# ipfilter.dat amule

## angelwings

Boas pessoal,

para o pessoal que vive em portugal e tem limites de trafego, alguem me sabe dizer onde posso arranjar uma versão actualizada do ficheiro ipfilter.dat amule?

----------

## Pret3ndeR

O da Mula não serve?

http://pwp.netcabo.pt/DeepSea/

----------

## angelwings

penso que servirá, mas no entanto tenho que extrair o emule bowlfish, para depois só ir aproveitar o ipfilter.dat

btw, obrigado pela resposta

----------

## Pret3ndeR

De nada.

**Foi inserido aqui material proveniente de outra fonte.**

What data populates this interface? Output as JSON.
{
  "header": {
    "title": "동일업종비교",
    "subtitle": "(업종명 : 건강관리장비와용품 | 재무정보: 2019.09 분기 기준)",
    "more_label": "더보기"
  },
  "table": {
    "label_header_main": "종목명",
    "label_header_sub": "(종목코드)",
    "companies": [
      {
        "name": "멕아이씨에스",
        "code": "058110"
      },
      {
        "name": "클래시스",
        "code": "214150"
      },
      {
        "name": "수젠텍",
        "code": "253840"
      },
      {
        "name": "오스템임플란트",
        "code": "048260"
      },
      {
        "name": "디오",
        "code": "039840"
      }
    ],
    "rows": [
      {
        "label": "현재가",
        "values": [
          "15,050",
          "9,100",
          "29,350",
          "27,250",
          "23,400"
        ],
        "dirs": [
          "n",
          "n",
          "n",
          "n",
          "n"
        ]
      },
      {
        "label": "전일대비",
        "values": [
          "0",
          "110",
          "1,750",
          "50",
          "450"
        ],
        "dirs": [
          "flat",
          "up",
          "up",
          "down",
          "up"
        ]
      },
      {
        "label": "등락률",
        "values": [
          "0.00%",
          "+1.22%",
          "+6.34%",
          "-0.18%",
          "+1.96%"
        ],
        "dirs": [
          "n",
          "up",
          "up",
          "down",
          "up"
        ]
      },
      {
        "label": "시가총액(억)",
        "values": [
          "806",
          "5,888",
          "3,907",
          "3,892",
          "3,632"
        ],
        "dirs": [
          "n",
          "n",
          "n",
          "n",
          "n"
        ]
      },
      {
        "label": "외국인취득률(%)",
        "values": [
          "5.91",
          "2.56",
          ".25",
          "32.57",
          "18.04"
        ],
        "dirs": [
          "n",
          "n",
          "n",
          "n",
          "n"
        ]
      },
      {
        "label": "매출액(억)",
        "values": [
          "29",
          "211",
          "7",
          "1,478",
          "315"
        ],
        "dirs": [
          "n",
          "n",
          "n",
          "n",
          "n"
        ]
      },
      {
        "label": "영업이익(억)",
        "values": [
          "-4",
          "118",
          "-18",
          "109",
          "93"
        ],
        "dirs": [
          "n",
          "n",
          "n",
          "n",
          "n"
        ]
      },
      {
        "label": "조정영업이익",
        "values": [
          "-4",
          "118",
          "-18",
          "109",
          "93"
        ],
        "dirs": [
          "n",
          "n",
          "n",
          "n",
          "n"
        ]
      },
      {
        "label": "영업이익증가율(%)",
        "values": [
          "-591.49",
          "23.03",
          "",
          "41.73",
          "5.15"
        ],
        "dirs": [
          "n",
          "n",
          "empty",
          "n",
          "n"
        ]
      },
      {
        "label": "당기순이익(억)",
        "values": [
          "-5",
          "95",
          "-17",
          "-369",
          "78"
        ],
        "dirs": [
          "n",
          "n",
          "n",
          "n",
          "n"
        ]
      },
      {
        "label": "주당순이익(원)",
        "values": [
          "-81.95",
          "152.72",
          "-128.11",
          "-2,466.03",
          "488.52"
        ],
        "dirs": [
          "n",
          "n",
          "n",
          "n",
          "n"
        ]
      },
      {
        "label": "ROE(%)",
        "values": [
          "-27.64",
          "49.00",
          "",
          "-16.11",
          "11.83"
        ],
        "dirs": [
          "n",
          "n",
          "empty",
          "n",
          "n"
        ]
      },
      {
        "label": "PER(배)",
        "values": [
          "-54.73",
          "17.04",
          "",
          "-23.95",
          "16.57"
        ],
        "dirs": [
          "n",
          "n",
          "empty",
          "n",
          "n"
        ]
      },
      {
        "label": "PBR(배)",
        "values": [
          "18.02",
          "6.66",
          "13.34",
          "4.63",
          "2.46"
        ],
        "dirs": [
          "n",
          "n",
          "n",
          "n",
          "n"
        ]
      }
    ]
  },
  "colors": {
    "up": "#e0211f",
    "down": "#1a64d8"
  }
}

Se quiseres mando-te o ficheiro  :Wink: 

----------

## angelwings

tks, fiz akilo ke me disses-te e funcionou.

----------

## To

Tens um programa muito bom, em perl, que foi postado no forum do amule que te gera um ipfilter.dat para o amule usando os ranges que estao disponiveis nas paginas do deepsea e do koizo.

To'

----------

## angelwings

vou checkar esse prog  :Wink: 

tks

----------

## angelwings

acabei de testar agora o script,  está realmente o máximo.

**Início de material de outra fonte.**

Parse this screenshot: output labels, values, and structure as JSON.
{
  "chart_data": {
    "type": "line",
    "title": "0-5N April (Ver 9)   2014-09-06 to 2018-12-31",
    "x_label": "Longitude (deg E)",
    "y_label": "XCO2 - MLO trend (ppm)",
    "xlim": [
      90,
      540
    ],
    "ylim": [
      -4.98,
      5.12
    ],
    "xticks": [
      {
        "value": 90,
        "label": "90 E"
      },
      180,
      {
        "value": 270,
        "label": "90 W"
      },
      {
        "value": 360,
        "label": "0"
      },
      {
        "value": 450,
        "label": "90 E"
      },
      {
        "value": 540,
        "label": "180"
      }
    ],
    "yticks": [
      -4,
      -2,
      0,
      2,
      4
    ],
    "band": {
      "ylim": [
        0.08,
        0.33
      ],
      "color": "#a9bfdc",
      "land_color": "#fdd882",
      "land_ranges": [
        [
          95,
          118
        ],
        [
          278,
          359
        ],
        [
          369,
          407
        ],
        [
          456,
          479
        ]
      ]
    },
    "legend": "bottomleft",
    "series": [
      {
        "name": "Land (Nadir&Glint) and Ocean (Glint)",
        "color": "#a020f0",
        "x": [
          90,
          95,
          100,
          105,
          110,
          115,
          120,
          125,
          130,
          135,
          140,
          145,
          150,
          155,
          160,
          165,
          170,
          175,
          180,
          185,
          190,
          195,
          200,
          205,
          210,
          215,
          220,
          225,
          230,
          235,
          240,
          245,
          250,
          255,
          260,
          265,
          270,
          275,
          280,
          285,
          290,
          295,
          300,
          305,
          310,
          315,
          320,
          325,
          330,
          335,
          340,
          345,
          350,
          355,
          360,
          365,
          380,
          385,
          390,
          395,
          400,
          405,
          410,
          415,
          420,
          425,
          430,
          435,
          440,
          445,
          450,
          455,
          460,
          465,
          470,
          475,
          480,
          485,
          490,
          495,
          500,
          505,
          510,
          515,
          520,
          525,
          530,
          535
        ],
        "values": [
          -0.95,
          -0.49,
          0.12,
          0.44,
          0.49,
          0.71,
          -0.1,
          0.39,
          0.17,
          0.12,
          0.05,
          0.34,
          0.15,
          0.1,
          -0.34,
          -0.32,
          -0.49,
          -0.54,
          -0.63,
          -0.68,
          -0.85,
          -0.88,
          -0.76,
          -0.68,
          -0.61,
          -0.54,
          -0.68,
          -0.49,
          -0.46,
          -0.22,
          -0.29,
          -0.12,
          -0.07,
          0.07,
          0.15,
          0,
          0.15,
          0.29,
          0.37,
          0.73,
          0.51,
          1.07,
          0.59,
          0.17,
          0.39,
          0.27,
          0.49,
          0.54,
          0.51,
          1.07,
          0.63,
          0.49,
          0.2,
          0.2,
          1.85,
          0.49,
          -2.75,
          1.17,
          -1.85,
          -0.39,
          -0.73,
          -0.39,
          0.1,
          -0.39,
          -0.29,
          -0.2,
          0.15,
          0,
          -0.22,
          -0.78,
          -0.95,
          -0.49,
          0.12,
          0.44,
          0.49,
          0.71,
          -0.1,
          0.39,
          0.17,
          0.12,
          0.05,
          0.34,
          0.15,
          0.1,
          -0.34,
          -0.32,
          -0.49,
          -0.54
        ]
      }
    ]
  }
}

para quem quiser aqui está o link

----------

## nafre

Opa uma coisa que nao tinha percebido e que vcs de portugal pagam por bytes trocados com servidores internacionais em determinados horarios.

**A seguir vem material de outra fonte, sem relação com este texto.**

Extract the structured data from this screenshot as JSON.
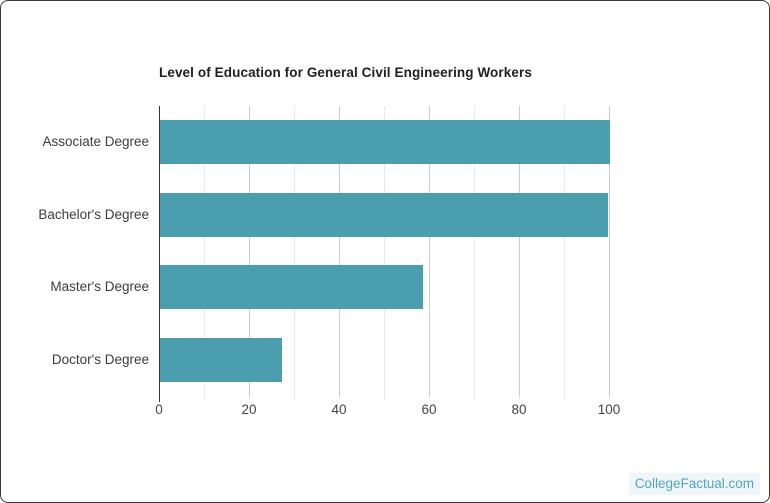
{
  "page": {
    "watermark": "CollegeFactual.com"
  },
  "chart_data": {
    "type": "bar",
    "orientation": "horizontal",
    "title": "Level of Education for General Civil Engineering Workers",
    "categories": [
      "Associate Degree",
      "Bachelor's Degree",
      "Master's Degree",
      "Doctor's Degree"
    ],
    "values": [
      100,
      99.5,
      58.5,
      27
    ],
    "xlabel": "",
    "ylabel": "",
    "x_ticks": [
      0,
      20,
      40,
      60,
      80,
      100
    ],
    "xlim": [
      0,
      103.8
    ],
    "grid": "vertical minor every 10, major every 20",
    "legend": "none",
    "colors": {
      "bar": "#4a9eae",
      "grid_major": "#cccccc",
      "grid_minor": "#e9e9e9",
      "axis": "#333333",
      "title_text": "#212121",
      "label_text": "#3c3c3c",
      "tick_text": "#444444",
      "watermark_text": "#55a4bc",
      "watermark_bg": "#eef6f9",
      "card_border": "#3a3a3a"
    }
  }
}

Que bom que aqui pelos tropicos nao e assim  :Smile: 

Porem a nossa banda esta um pouco ruim em comparaçao com as suas  :Smile: 

----------

## angelwings

hehe, ca em portugal (quase) todos os ISP's têm limites de trafego, no meu caso que uso netcabo tenho de limites: 1GB internacional e 20GB nacional.

É triste, vivemos num país de ganâncias  :Neutral: 

----------

## nafre

 *angelwings wrote:*   

> É triste, vivemos num país de ganâncias 

 

pelo jeito tb herdamos isto de vcs...

qual seria a sua bandwidht por ai e quanto custa mensalmente.

pago por 256 down e 128 up o equivalente a 15 euros ( Quarenta Reais );

----------

## angelwings

down: 640Kbps | up:128Kbps

35 euros/mes

no entanto tou quase a mudar para um novo serviço adsl, que tem down: 4Mbps | up: 256KBps que custa 39 euros/mes

----------

## mascanho

So + uma cena o script feito pelo geeko (brevemente na dev team do amule) te novas funcionalidades todos os meses e convem irem fazendo o update pois novas gamas de ips sao renovadas e outras acrescentadas 

http://forum.amule.org/thread.php?threadid=4619&sid=

Parabens ao Geeko pelo maravilhoso script ke fez ke da mnto geito tanto ao ppl da netcabo como adsl de portugal, ainda pra mais esta nova versao traz features mnto mnto interessantes ...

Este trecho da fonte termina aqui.